My initial reaction to the question was another question: reason to believe in what?

Then I realized I probably should check out the lyrics of the song, which I eventually did, only to be met with more questions in my head. Like everyone else, I suppose Springsteen was also trying to be discreet in his take on life as well, whether it’s a brighter one indicating hope, or it is the more-likely depressing one. Or maybe he was simply putting the question out there: looking at all the shit happening, what do you believe in?

When discussing the theme of death, birth, and–things that happen in between both–love, life, I reckon people’s take on the world would also vary depends on things they encounter in a daily basis, wouldn’t it? It will differ in the way they are raised, the environment they are raised, and even that does not guarantee a generalization of what people with a certain background will conclude as true and eventually act upon. Changes happen–natural disasters, lost of a loved one, more unfavorable or favorable financial conditions, promotions, better life conditions, acquiring friends after believing too long that one is destined for solitude–in different stages of life deemed critical, and in even that abrupt lapse of time, one may be able to internalize something that became their very outlook of life, which might be completely in contrast to how they perceive it before, or maybe reify the assumptions one has held for too long.

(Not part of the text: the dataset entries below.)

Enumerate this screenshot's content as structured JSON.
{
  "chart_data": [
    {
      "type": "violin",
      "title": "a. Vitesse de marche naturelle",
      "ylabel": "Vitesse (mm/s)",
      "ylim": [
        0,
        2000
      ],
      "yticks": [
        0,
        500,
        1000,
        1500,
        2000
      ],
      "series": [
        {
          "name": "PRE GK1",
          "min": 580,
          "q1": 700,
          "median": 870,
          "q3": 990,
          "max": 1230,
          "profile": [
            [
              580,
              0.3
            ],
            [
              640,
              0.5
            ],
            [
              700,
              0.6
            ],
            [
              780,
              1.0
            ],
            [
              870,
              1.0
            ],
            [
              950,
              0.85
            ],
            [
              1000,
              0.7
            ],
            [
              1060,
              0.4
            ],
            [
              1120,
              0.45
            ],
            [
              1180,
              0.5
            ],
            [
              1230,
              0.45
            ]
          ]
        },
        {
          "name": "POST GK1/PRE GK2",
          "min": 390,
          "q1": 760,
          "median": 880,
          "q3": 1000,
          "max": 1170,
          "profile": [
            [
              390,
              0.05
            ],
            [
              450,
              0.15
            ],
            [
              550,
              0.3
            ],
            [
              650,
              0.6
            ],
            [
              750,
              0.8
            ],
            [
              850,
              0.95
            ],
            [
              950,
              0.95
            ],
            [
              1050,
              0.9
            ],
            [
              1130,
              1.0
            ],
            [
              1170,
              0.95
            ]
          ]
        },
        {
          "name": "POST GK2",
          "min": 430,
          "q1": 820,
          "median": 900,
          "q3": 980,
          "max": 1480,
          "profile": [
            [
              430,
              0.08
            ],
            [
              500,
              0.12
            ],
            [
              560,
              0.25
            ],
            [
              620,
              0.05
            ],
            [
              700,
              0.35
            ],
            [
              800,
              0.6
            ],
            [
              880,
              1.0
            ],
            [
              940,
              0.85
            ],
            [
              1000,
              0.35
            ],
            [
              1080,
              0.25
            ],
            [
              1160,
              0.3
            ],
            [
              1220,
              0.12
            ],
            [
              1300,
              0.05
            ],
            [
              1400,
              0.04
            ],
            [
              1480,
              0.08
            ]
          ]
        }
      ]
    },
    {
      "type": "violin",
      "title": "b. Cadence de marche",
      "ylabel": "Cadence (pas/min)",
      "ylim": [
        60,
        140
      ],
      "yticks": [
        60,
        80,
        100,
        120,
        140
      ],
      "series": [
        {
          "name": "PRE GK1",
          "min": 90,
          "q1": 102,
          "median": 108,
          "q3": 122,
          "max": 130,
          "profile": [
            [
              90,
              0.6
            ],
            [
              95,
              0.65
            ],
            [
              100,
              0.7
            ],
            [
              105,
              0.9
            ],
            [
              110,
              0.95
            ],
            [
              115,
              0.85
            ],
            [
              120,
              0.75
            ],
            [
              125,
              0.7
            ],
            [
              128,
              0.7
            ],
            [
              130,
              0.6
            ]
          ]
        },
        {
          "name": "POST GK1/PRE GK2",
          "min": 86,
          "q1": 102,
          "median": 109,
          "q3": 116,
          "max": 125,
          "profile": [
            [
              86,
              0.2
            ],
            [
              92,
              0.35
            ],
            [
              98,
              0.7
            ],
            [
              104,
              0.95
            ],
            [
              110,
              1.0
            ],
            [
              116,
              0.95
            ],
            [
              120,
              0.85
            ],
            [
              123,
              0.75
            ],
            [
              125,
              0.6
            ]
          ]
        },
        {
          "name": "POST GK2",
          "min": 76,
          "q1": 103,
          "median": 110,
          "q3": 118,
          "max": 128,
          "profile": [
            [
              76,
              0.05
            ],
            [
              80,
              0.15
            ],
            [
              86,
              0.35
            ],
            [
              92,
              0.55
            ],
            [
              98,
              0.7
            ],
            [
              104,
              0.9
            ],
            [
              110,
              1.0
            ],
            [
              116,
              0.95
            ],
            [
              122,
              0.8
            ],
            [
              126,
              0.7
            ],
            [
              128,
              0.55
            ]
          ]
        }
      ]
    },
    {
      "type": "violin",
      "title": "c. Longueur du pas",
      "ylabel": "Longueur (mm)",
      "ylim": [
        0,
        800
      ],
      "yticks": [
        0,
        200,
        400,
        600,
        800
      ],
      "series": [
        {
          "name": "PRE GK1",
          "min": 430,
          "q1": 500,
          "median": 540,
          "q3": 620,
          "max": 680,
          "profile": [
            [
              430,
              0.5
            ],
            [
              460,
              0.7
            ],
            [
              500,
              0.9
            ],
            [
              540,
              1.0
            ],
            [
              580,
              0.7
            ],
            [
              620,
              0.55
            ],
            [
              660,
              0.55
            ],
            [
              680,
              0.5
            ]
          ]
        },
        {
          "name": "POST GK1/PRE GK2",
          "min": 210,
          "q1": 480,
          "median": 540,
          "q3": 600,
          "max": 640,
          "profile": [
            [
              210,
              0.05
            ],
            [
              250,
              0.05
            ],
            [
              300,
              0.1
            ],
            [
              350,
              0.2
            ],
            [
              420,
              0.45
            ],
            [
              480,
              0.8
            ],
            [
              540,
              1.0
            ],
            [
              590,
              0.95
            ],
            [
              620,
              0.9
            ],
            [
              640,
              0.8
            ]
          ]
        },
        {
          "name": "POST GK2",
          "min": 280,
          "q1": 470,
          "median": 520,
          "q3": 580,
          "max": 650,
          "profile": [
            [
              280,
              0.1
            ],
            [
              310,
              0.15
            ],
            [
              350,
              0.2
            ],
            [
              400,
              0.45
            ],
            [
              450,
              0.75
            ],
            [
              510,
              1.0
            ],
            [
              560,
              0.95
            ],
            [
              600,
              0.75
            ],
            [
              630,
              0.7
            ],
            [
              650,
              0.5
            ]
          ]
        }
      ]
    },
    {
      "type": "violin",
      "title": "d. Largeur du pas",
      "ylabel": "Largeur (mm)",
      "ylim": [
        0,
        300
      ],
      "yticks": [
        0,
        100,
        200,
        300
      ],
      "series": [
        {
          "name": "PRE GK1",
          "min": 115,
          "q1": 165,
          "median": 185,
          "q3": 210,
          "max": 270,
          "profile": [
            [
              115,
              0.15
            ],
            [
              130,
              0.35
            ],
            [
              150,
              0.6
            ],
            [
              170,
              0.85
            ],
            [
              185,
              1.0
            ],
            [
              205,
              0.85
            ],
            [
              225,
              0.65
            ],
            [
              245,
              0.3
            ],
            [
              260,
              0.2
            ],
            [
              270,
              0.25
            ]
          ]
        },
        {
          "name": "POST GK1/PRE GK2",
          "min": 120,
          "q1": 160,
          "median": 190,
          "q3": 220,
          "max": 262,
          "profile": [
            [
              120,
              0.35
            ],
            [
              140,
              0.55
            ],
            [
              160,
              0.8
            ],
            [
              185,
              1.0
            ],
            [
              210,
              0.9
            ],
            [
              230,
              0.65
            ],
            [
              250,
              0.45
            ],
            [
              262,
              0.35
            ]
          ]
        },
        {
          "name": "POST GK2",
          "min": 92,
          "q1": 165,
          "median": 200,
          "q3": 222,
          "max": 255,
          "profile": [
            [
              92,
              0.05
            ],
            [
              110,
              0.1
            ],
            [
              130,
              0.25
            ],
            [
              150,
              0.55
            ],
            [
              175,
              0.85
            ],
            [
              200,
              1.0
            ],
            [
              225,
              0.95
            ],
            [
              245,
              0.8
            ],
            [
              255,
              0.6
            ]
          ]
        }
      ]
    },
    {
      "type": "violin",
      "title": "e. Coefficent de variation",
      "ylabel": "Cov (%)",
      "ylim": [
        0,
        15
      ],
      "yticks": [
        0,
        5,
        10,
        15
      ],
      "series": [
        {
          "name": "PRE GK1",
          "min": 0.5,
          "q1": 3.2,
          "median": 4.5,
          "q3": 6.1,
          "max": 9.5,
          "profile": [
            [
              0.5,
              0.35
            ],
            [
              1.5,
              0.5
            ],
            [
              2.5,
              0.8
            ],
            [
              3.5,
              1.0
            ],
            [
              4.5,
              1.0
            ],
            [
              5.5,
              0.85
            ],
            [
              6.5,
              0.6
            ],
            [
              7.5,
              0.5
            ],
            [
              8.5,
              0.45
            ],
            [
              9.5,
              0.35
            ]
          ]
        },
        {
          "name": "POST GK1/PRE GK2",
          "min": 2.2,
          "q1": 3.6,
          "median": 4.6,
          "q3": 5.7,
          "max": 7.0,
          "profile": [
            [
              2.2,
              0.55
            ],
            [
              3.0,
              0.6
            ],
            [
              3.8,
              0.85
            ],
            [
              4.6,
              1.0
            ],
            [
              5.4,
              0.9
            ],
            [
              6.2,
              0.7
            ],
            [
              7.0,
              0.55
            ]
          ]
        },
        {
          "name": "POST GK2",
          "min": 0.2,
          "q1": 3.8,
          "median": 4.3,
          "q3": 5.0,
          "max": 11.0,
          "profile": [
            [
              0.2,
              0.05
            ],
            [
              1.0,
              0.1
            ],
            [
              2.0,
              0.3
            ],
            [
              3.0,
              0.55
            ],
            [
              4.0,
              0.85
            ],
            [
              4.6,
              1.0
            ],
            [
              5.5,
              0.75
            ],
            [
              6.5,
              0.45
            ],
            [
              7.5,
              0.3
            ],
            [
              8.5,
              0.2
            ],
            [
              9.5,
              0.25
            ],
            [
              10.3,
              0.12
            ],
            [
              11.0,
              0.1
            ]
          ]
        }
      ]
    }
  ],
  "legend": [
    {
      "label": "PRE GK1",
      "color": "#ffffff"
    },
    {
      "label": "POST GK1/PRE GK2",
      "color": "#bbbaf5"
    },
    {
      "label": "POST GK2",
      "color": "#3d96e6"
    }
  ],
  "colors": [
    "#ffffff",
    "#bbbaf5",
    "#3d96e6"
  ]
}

I am not sure if this is the correct way to call it, but I would say I am currently in the “early quarter life crisis” stage of my life. I am nearing age 25, and I have not been employed in a full-time job but is about to attain a graduate degree soon. Hopefully. I am scared with not being able to get this whole academic crap done before it’s due, because in my hearts of hearts, I know if I hate doing something (for example, thesis-writing, or anything related to writing academic nonsense I can only come up with), I will naturally procrastinate. Hard-core. Even if I can make it through, I am still terrified with whatever awaits me post-graduation. I can only hope it is not unemployment.

In this stage of life, I found myself picturing two schemes, the ideal and the less ideal. The ideal involves the thought that everything will be sorted and eventually things will get better. The less ideal is basically the worst case scenario, when things do not work out, and all that is left is the question, “What then?”. It’s true that even if the ideal situation is to push through, the question remains. But at least the mind is relatively clear enough to be able to slowly figure something out as previous responsibilities are off the hook.

So, looking at the mess I have imposed upon myself, I find some reason to believe that there is no point meddling with too much thoughts about how one is supposed to live life. It is brutally pointless to look back and regret some previous decisions you made, as much as it is to fantasize how someday it will treat you fairly with the aspirations or effort you have put in for years. It is too masochistic to beat oneself up to be distressed about the present that one has brought upon as a consequence of past choices, and also to be only prophesying how bleak the future will be because of current uncertainties. Life has never been certain anyway.

The only way to go on as one keeps some sanity in tact will be to balance out all the pandemonium surrounding it. When worrying too much about the future, it signals the need for the little pleasures that will elucidate how life can be worth living, without adding further responsibilities that could get out of hand. When ecstatic and in favorable conditions, reserve judgment to avoid meaningless pledges or sickly sweet nothings. Make sensible priorities, then follow through. Take a breather. Then go again.

It’s a struggle, but what else can you do other than make your way through it somehow, if death is not considered an option?